Следующие семь депутатов искали в словаре каждое слово из этой фразы. В результате получилось: «Имеющий касательство к чему-нибудь, предлог, обозначающий направление в сторону чего-нибудь, владению землей на правах частной собственности, одиночный или повторяющийся союз, соединяющий однородные члены предложения, а также части сложносочиненного предложения, обработке земли с целью выращивания сельскохозяйственных растений сведенные в одно целое и расположенные в известном порядке сведения, материалы, тексты постановлений государственной власти, нормативных актов, принятых государственной властью, установленных государственной властью общеобязательных правил». Чтобы составить это предложение потребовалось минут десять, не меньше, после чего начали искать в словаре каждое новое слово из полученных.
Я наклонился к своему соседу (на нем был желтый галстук… что это означало? Кажется, демократ. Точно, я в этом уверен) и сказал:
– Думаю, было бы гораздо удобнее, если бы у всех были словари.
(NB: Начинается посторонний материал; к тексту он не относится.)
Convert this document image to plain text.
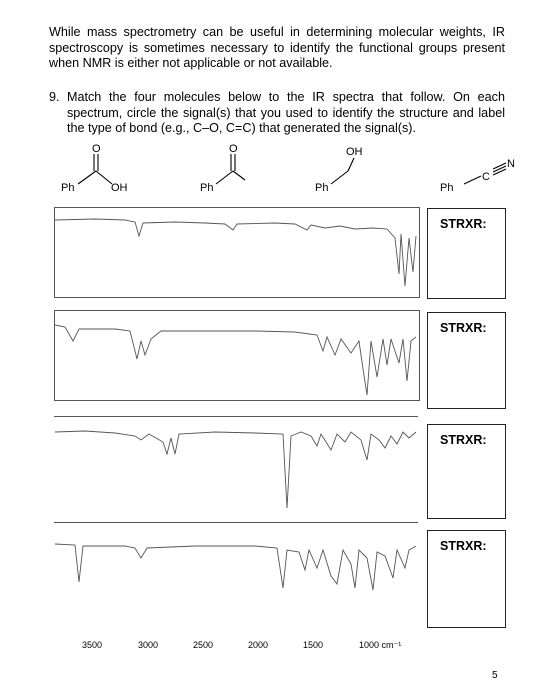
While mass spectrometry can be useful in determining molecular weights, IR spectroscopy is sometimes necessary to identify the functional groups present when NMR is either not applicable or not available.
9. Match the four molecules below to the IR spectra that follow. On each spectrum, circle the signal(s) that you used to identify the structure and label the type of bond (e.g., C–O, C=C) that generated the signal(s).
Ph	OH
O
Ph
O
Ph
OH
Ph
C
N
STRXR:
STRXR:
STRXR:
STRXR:
3500	3000	2500	2000	1500	1000 cm⁻¹
5
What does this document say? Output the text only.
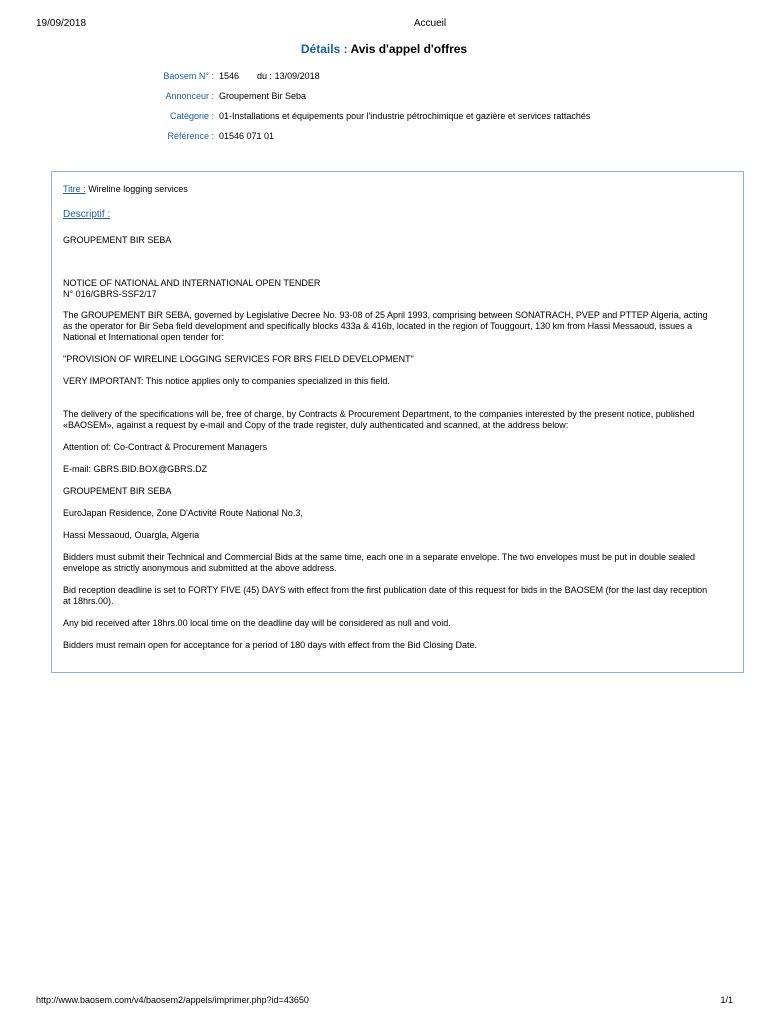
19/09/2018	Accueil
Détails : Avis d'appel d'offres
Baosem N° : 1546 du : 13/09/2018
Annonceur : Groupement Bir Seba
Catégorie : 01-Installations et équipements pour l'industrie pétrochimique et gazière et services rattachés
Référence : 01546 071 01

Titre : Wireline logging services

Descriptif :

GROUPEMENT BIR SEBA

NOTICE OF NATIONAL AND INTERNATIONAL OPEN TENDER

N° 016/GBRS-SSF2/17

The GROUPEMENT BIR SEBA, governed by Legislative Decree No. 93-08 of 25 April 1993, comprising between SONATRACH, PVEP and PTTEP Algeria, acting as the operator for Bir Seba field development and specifically blocks 433a & 416b, located in the region of Touggourt, 130 km from Hassi Messaoud, issues a National et International open tender for:

"PROVISION OF WIRELINE LOGGING SERVICES FOR BRS FIELD DEVELOPMENT"

VERY IMPORTANT: This notice applies only to companies specialized in this field.

The delivery of the specifications will be, free of charge, by Contracts & Procurement Department, to the companies interested by the present notice, published «BAOSEM», against a request by e-mail and Copy of the trade register, duly authenticated and scanned, at the address below:

Attention of: Co-Contract & Procurement Managers

E-mail: GBRS.BID.BOX@GBRS.DZ

GROUPEMENT BIR SEBA

EuroJapan Residence, Zone D'Activité Route National No.3,

Hassi Messaoud, Ouargla, Algeria

Bidders must submit their Technical and Commercial Bids at the same time, each one in a separate envelope. The two envelopes must be put in double sealed envelope as strictly anonymous and submitted at the above address.

Bid reception deadline is set to FORTY FIVE (45) DAYS with effect from the first publication date of this request for bids in the BAOSEM (for the last day reception at 18hrs.00).

Any bid received after 18hrs.00 local time on the deadline day will be considered as null and void.

Bidders must remain open for acceptance for a period of 180 days with effect from the Bid Closing Date.

http://www.baosem.com/v4/baosem2/appels/imprimer.php?id=43650	1/1
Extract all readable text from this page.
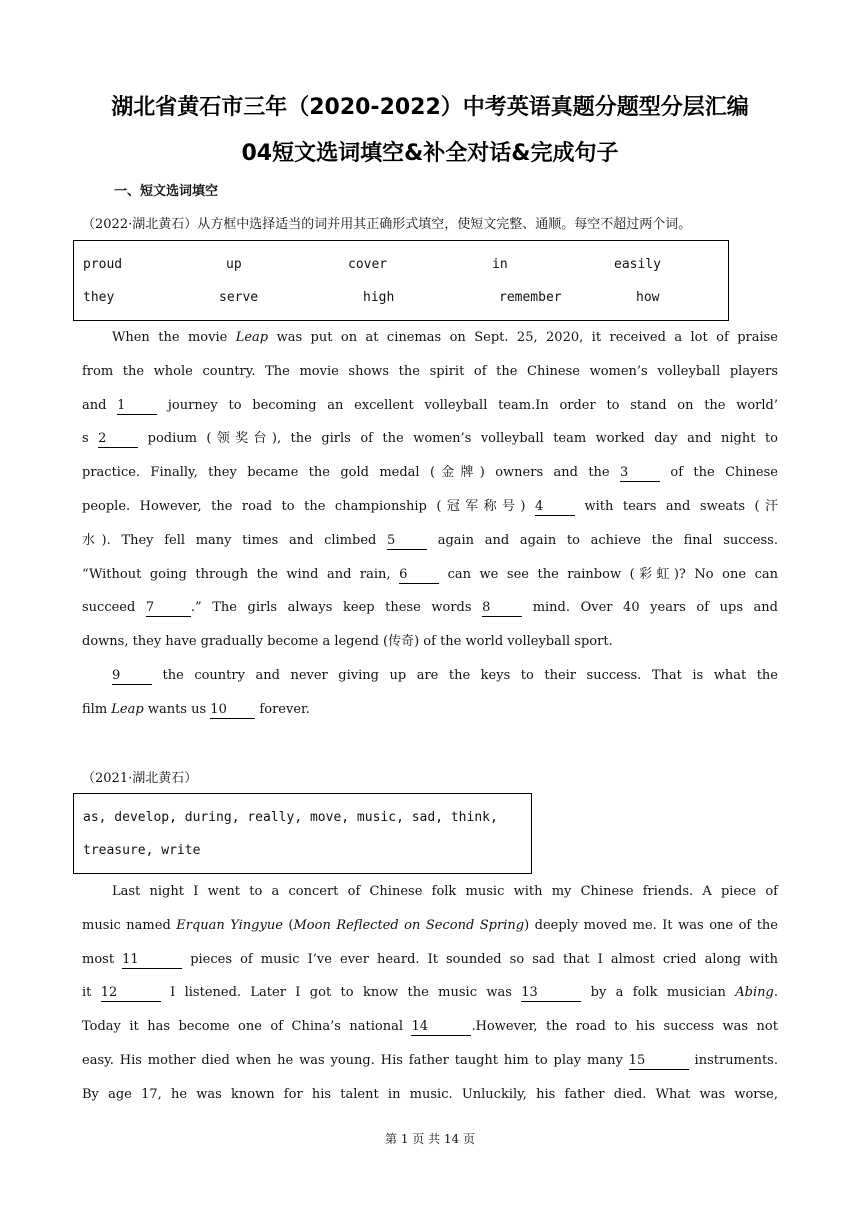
湖北省黄石市三年（2020-2022）中考英语真题分题型分层汇编
04短文选词填空&补全对话&完成句子
一、短文选词填空
（2022·湖北黄石）从方框中选择适当的词并用其正确形式填空，使短文完整、通顺。每空不超过两个词。
proud	up	cover	in	easily
they	serve	high	remember	how
When the movie Leap was put on at cinemas on Sept. 25, 2020, it received a lot of praise
from the whole country. The movie shows the spirit of the Chinese women’s volleyball players
and 1 journey to becoming an excellent volleyball team.In order to stand on the world’
s 2 podium (领奖台), the girls of the women’s volleyball team worked day and night to
practice. Finally, they became the gold medal (金牌) owners and the 3 of the Chinese
people. However, the road to the championship (冠军称号) 4 with tears and sweats (汗
水). They fell many times and climbed 5 again and again to achieve the final success.
“Without going through the wind and rain, 6 can we see the rainbow (彩虹)? No one can
succeed 7	.” The girls always keep these words 8 mind. Over 40 years of ups and
downs, they have gradually become a legend (传奇) of the world volleyball sport.
9 the country and never giving up are the keys to their success. That is what the
film Leap wants us 10 forever.
（2021·湖北黄石）
as, develop, during, really, move, music, sad, think,
treasure, write
Last night I went to a concert of Chinese folk music with my Chinese friends. A piece of
music named Erquan Yingyue (Moon Reflected on Second Spring) deeply moved me. It was one of the
most 11	pieces of music I’ve ever heard. It sounded so sad that I almost cried along with
it 12	I listened. Later I got to know the music was 13	by a folk musician Abing.
Today it has become one of China’s national 14	.However, the road to his success was not
easy. His mother died when he was young. His father taught him to play many 15	instruments.
By age 17, he was known for his talent in music. Unluckily, his father died. What was worse,
第 1 页 共 14 页
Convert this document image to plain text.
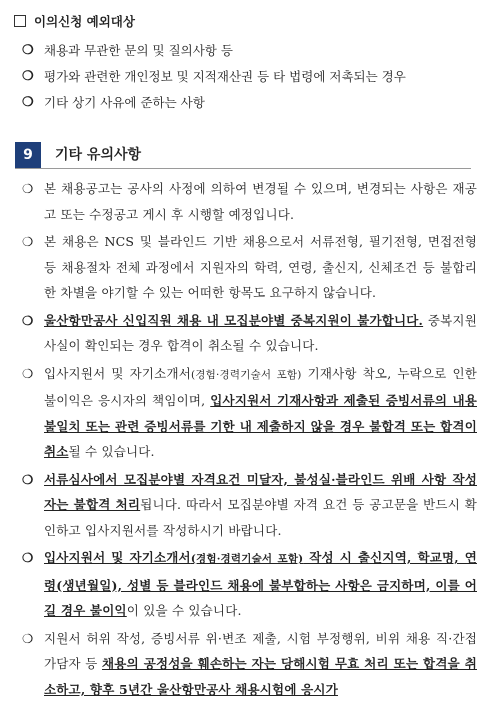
이의신청 예외대상
❍ 채용과 무관한 문의 및 질의사항 등
❍ 평가와 관련한 개인정보 및 지적재산권 등 타 법령에 저촉되는 경우
❍ 기타 상기 사유에 준하는 사항
9	기타 유의사항
❍ 본 채용공고는 공사의 사정에 의하여 변경될 수 있으며, 변경되는 사항은 재공고 또는 수정공고 게시 후 시행할 예정입니다.
❍ 본 채용은 NCS 및 블라인드 기반 채용으로서 서류전형, 필기전형, 면접전형 등 채용절차 전체 과정에서 지원자의 학력, 연령, 출신지, 신체조건 등 불합리한 차별을 야기할 수 있는 어떠한 항목도 요구하지 않습니다.
❍ 울산항만공사 신입직원 채용 내 모집분야별 중복지원이 불가합니다. 중복지원 사실이 확인되는 경우 합격이 취소될 수 있습니다.
❍ 입사지원서 및 자기소개서(경험·경력기술서 포함) 기재사항 착오, 누락으로 인한 불이익은 응시자의 책임이며, 입사지원서 기재사항과 제출된 증빙서류의 내용 불일치 또는 관련 증빙서류를 기한 내 제출하지 않을 경우 불합격 또는 합격이 취소될 수 있습니다.
❍ 서류심사에서 모집분야별 자격요건 미달자, 불성실·블라인드 위배 사항 작성자는 불합격 처리됩니다. 따라서 모집분야별 자격 요건 등 공고문을 반드시 확인하고 입사지원서를 작성하시기 바랍니다.
❍ 입사지원서 및 자기소개서(경험·경력기술서 포함) 작성 시 출신지역, 학교명, 연령(생년월일), 성별 등 블라인드 채용에 불부합하는 사항은 금지하며, 이를 어길 경우 불이익이 있을 수 있습니다.
❍ 지원서 허위 작성, 증빙서류 위·변조 제출, 시험 부정행위, 비위 채용 직·간접 가담자 등 채용의 공정성을 훼손하는 자는 당해시험 무효 처리 또는 합격을 취소하고, 향후 5년간 울산항만공사 채용시험에 응시가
– Да, конечно, – он энергично закивал в ответ, и вдруг голова его отвалилась и покатилась по полу. Никакой крови при этом не было. Я не мог вымолвить ни слова от удивления, но, между тем, удивлен я был вовсе не тому, что увидел отвалившуюся голову, ибо уже знал, что это галлюцинация (в то время, когда еще пребывал в лечебнице, я как-то целый день мучился от такого странного видения – мне казалось, что у каждого санитара отваливалась голова, если я только пытался с ним заговаривать), – гораздо более меня заботило то, что мой мозг снова посещали эти опасные видения, они были громом среди ясного неба. По всей видимости, я так и не вылечился в психбольнице. Получалось, что и обмен носами, который я увидел раньше, также являлся галлюцинацией. Остановившись в двух метрах от хозяина, голова сказала:
– Но государственный бюджет, который был принят в этом году, не рассчитан на развитие образования в стране. Школам не хватает учебников, а Государственной Думе – словарей. Ведь для нас это все равно, что учебник, вы же видите. Получилось купить только один, мы им очень дорожим.
– Выходит, мы сами роем себе могилу?
– Разумеется! И не только мы.
– Но кто еще?
– Да все русские, – с этими словами голова какими-то внутренними мышцами или, быть может, извилинами снова заставила себя катиться по полу, на этот раз уже в направлении хозяина. Я решил помочь ей, поднял и водрузил обратно на плечи демократа.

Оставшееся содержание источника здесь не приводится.